Black Gun Owners Speak Out About Facing a Racist Double Standard
Cory Hughes marched in Florida after Trayvon Martin was shot, in Ferguson for Michael Brown and in Baltimore for Freddie Gray. Last Thursday, the Black Lives Matter activist stood in a park in downtown Dallas giving a speech about Alton Sterling and Philando Castile, and his frustration with deaths like theirs.

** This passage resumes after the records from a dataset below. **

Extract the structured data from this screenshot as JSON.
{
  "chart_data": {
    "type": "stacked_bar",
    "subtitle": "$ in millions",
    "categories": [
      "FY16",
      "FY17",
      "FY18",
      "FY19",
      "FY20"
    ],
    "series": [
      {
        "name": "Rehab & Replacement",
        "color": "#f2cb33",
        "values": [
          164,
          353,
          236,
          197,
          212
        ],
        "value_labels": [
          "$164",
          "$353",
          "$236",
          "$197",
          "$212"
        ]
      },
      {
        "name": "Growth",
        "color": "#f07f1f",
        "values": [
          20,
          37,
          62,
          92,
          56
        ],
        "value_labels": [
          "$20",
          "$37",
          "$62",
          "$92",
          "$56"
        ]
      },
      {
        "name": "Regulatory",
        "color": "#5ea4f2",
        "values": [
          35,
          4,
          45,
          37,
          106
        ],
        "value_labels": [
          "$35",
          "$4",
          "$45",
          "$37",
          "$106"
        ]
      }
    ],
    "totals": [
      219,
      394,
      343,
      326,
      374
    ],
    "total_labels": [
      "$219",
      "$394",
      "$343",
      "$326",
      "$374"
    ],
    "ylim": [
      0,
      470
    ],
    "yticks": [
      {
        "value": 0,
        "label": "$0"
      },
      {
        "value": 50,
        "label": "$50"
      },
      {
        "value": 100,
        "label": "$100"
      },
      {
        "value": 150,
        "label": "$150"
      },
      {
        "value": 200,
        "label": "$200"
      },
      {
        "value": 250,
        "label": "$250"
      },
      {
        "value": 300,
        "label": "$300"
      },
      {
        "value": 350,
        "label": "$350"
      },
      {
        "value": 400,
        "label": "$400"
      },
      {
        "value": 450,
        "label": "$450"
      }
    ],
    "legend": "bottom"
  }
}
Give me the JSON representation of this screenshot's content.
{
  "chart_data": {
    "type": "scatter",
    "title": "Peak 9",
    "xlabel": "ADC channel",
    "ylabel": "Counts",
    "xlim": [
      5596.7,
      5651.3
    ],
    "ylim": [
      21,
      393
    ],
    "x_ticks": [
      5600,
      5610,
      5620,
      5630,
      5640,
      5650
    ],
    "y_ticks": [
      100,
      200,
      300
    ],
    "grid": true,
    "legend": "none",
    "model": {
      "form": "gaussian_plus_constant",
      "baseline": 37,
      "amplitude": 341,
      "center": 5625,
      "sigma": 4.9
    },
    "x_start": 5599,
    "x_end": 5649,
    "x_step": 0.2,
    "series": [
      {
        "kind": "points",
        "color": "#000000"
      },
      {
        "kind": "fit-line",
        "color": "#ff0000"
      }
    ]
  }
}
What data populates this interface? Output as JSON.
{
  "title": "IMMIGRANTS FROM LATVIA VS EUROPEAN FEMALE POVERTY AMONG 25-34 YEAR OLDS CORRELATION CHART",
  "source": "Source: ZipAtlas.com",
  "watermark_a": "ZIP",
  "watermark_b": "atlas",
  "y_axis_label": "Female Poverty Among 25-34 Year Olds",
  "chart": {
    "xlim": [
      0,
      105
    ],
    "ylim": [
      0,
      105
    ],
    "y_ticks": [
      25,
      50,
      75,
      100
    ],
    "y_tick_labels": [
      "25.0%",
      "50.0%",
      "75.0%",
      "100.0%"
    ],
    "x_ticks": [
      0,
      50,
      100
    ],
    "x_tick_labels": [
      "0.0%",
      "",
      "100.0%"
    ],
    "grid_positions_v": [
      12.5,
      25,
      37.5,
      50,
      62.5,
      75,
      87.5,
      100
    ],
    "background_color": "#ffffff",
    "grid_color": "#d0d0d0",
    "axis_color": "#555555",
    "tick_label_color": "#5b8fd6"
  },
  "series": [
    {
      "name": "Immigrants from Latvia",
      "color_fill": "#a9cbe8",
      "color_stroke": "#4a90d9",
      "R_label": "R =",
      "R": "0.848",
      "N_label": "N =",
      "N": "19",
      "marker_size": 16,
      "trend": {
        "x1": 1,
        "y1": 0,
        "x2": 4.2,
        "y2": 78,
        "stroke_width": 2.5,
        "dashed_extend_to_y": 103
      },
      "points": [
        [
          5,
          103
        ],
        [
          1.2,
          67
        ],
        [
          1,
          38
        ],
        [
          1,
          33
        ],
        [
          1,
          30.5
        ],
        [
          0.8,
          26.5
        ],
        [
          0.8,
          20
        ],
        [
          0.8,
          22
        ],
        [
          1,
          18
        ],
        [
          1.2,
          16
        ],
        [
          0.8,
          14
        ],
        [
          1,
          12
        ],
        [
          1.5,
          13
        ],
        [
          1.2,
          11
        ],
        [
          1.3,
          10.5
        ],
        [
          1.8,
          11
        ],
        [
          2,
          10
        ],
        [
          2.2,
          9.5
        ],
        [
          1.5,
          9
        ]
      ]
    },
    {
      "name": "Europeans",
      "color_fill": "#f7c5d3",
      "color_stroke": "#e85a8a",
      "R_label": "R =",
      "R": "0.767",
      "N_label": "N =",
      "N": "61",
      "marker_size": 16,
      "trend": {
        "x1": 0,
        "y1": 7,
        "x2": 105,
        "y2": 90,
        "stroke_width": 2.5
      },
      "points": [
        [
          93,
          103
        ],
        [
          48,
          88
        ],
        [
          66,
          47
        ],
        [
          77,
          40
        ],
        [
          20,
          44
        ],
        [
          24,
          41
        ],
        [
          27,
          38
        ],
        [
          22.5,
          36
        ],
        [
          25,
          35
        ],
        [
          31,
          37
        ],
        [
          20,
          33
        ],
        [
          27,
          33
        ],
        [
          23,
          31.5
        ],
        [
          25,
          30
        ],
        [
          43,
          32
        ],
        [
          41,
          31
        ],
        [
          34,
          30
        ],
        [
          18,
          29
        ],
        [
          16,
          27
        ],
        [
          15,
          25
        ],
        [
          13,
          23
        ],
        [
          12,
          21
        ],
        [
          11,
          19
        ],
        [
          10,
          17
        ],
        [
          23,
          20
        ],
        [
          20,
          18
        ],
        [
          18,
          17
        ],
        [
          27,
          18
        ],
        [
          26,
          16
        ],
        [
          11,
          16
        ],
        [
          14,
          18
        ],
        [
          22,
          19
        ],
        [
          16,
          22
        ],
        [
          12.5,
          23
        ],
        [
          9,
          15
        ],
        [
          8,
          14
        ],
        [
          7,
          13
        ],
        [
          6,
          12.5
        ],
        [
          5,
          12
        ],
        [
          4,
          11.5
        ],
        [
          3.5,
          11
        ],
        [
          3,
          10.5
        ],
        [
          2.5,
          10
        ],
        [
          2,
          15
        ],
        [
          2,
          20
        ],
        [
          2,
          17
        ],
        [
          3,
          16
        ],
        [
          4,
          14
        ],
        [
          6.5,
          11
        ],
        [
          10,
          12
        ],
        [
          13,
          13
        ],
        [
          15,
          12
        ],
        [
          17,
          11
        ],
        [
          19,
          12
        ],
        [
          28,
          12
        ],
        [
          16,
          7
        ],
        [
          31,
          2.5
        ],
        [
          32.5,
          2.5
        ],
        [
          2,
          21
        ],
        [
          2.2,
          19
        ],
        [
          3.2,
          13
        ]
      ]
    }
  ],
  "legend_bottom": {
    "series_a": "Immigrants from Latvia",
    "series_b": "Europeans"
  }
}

“I basically told [the crowd] I’m tired of hashtags. We have to get to a place where we find a resolution — to where cops are not comfortable shooting black men and just turning them into a hashtag. That was basically my message: Enough is enough,” Hughes tells Rolling Stone. “Not only are these people becoming hashtags, but the cops, in 80 or 90 percent of these cases, they’re getting away scot-free, they’re getting a paid vacation. Usually, the white supremacist groups start a GoFundMe for them and, if they don’t end up back on the force, they get a golden parachute for killing a black man.”
After he spoke, Hughes, along with his brother Mark and some 2,000 others, took their protest to a downtown Dallas courthouse, where they held a moment of silence for victims of police brutality. As he marched, Mark Hughes carried a long gun slung across his chest. It’s legal in Texas to openly carry such guns, with or without a permit; Mark carried his that day in solidarity with Sterling and Castile, who was shot by a police officer after identifying himself as a licensed gun owner.
The Hughes brothers were marching back to the park shortly before 9 p.m. when sniper shots rang out. Soon after the shooting began, Mark flagged down a police officer and turned his gun in, worried he would be mistaken for the shooter. Their phones dead, the Hugheses didn’t realize as they helped redirect cars away from the scene that a tweet sent out by the Dallas Police Department containing a photo of Mark, erroneously identifying him as a suspect and asking for help tracking him down, was quickly spreading across the Internet.
“When I found out that my image had been released to the media as a suspect, I immediately feared for my life, because I thought I would just be another statistic — another, like my brother says, hashtag that would be gunned down at the hands of the DPD,” Mark says. “It was very traumatic.”
Mark’s photo was retweeted more than 40,000 times before midnight, and was re-published by a number of media outlets. The DPD, which questioned and released both brothers that night — Mark had been a person of interest, not a suspect — left the tweet up for more than 16 hours. Over the past week, the Hughes brothers say they have not stopped receiving death threats. The DPD has not apologized to Mark.
The Hugheses don’t consider themselves “gun nuts” or “Second Amendment apologists.” They’re not NRA members. They also aren’t members of the recently formed National African American Gun Association, nor the Huey P. Newton Gun Club, a Dallas-based group that advocates for black gun ownership. But Hughes’ experience, like Philando Castile’s, illustrates a double-standard that black gun owners say they experience regularly.